So, according to Boot, everything must change at an ever-increasing pace and on an ever-expanding scale. He does not say how that is feasible; nor does he ask whether American or any other human society can conceivably sustain such a continuous proliferation of military enterprise and expenditure. Limits surely exist. No government can continue for very long to spend far more than it takes in while relying on foreigners to finance such extravagance by buying its bonds. Yet that is what the US is doing today. Moreover, aggressive wars like those Americans have been fighting on and off ever since 1955 in Vietnam, Afghanistan, and Iraq inflame opposition both at home and abroad. Surely, if changes of policy fail to diminish such fighting and to check the US government’s increasingly strenuous preparation for future wars, a general economic and social collapse like that which overtook the USSR is more likely than the indefinite expansion of our military establishment that Boot foresees.

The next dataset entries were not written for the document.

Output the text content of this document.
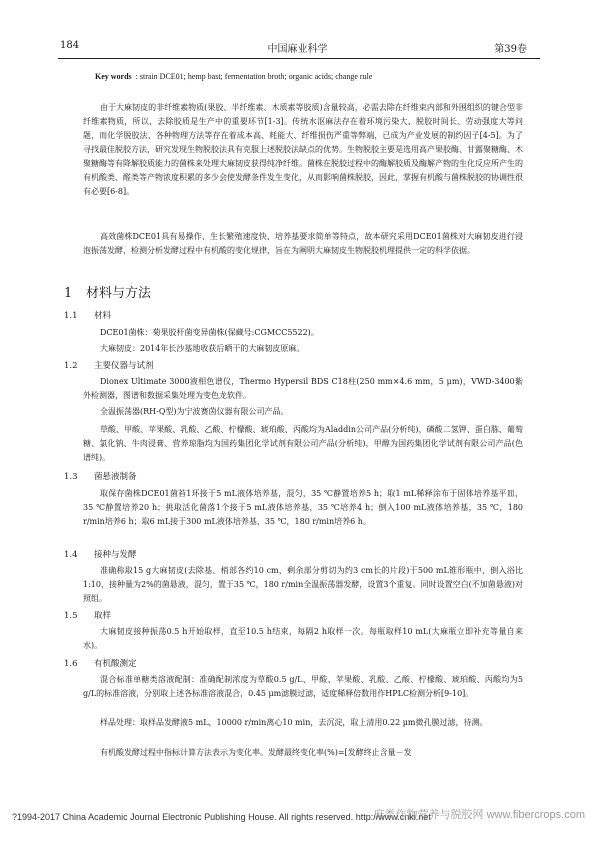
184	中国麻业科学	第39卷
Key words : strain DCE01; hemp bast; fermentation broth; organic acids; change rule
由于大麻韧皮的非纤维素物质(果胶、半纤维素、木质素等胶质)含量较高，必需去除在纤维束内部和外围组织的键合型非纤维素物质，所以，去除胶质是生产中的重要环节[1-3]。传统水沤麻法存在着环境污染大、脱胶时间长、劳动强度大等问题，而化学脱胶法、各种物理方法等存在着成本高、耗能大、纤维损伤严重等弊端，已成为产业发展的制约因子[4-5]。为了寻找最佳脱胶方法，研究发现生物脱胶法具有克服上述脱胶法缺点的优势。生物脱胶主要是选用高产果胶酶、甘露聚糖酶、木聚糖酶等有降解胶质能力的菌株来处理大麻韧皮获得纯净纤维。菌株在脱胶过程中的酶解胶质及酶解产物的生化反应所产生的有机酸类、醛类等产物浓度积累的多少会使发酵条件发生变化，从而影响菌株脱胶，因此，掌握有机酸与菌株脱胶的协调性很有必要[6-8]。
高效菌株DCE01具有易操作、生长繁殖速度快、培养基要求简单等特点，故本研究采用DCE01菌株对大麻韧皮进行浸泡振荡发酵，检测分析发酵过程中有机酸的变化规律，旨在为阐明大麻韧皮生物脱胶机理提供一定的科学依据。
1 材料与方法
1.1 材料
DCE01菌株：菊果胶杆菌变异菌株(保藏号:CGMCC5522)。
大麻韧皮：2014年长沙基地收获后晒干的大麻韧皮原麻。
1.2 主要仪器与试剂
Dionex Ultimate 3000液相色谱仪，Thermo Hypersil BDS C18柱(250 mm×4.6 mm，5 μm)，VWD-3400紫外检测器，图谱和数据采集处理为变色龙软件。
全温振荡器(RH-Q型)为宁波赛茵仪器有限公司产品。
草酸、甲酸、苹果酸、乳酸、乙酸、柠檬酸、琥珀酸、丙酸均为Aladdin公司产品(分析纯)，磷酸二氢钾、蛋白胨、葡萄糖、氯化钠、牛肉浸膏、营养琼脂均为国药集团化学试剂有限公司产品(分析纯)，甲醇为国药集团化学试剂有限公司产品(色谱纯)。
1.3 菌悬液制备
取保存菌株DCE01菌苔1环接于5 mL液体培养基，混匀，35 ℃静置培养5 h；取1 mL稀释涂布于固体培养基平皿，35 ℃静置培养20 h；挑取活化菌落1个接于5 mL液体培养基，35 ℃培养4 h；倒入100 mL液体培养基，35 ℃，180 r/min培养6 h；取6 mL接于300 mL液体培养基，35 ℃，180 r/min培养6 h。
1.4 接种与发酵
准确称取15 g大麻韧皮(去除基、梢部各约10 cm，剩余部分剪切为约3 cm长的片段)于500 mL锥形瓶中，倒入浴比1:10，接种量为2%的菌悬液，混匀，置于35 ℃，180 r/min全温振荡器发酵，设置3个重复。同时设置空白(不加菌悬液)对照组。
1.5 取样
大麻韧皮接种振荡0.5 h开始取样，直至10.5 h结束，每隔2 h取样一次。每瓶取样10 mL(大麻瓶立即补充等量自来水)。
1.6 有机酸测定
混合标准单糖类溶液配制：准确配制浓度为草酸0.5 g/L、甲酸、苹果酸、乳酸、乙酸、柠檬酸、琥珀酸、丙酸均为5 g/L的标准溶液，分别取上述各标准溶液混合，0.45 μm滤膜过滤，适度稀释倍数用作HPLC检测分析[9-10]。
样品处理：取样品发酵液5 mL，10000 r/min离心10 min，去沉淀，取上清用0.22 μm微孔膜过滤，待测。
有机酸发酵过程中指标计算方法表示为变化率。发酵最终变化率(%)=[发酵终止含量－发
?1994-2017 China Academic Journal Electronic Publishing House. All rights reserved. http://www.cnki.net
麻类作物营养与脱胶网 www.fibercrops.com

Had he looked more closely at how French efforts to spread liberty and equality among neighboring Europeans backfired between 1793 and 1815, his observations about the future of our “war on terror” might have been more persuasive. More generally, if he did not assume that technical advances in weaponry, together with appropriate modifications of command and control, guarantee success in war, his understanding of the past and future of warfare would be more plausible.

Overall, I feel that Boot’s focus on four separate and distinct military revolutions since 1500 is misleading. Change is pervasive and continual. Fixing on a few periods and aspects of military innovation, as he does, imposes far too tight a corset on the sprawling confusion of human affairs. By schematizing his story so drastically, he minimizes surprises and almost entirely overlooks the larger human setting—moral and intellectual as well as social and economic—within which wars are fought. Professional fighting men are not wholly autonomous and the perpetual social flux within which they, like everyone else, actually exist needs always to be taken into account when trying to understand their victories and defeats.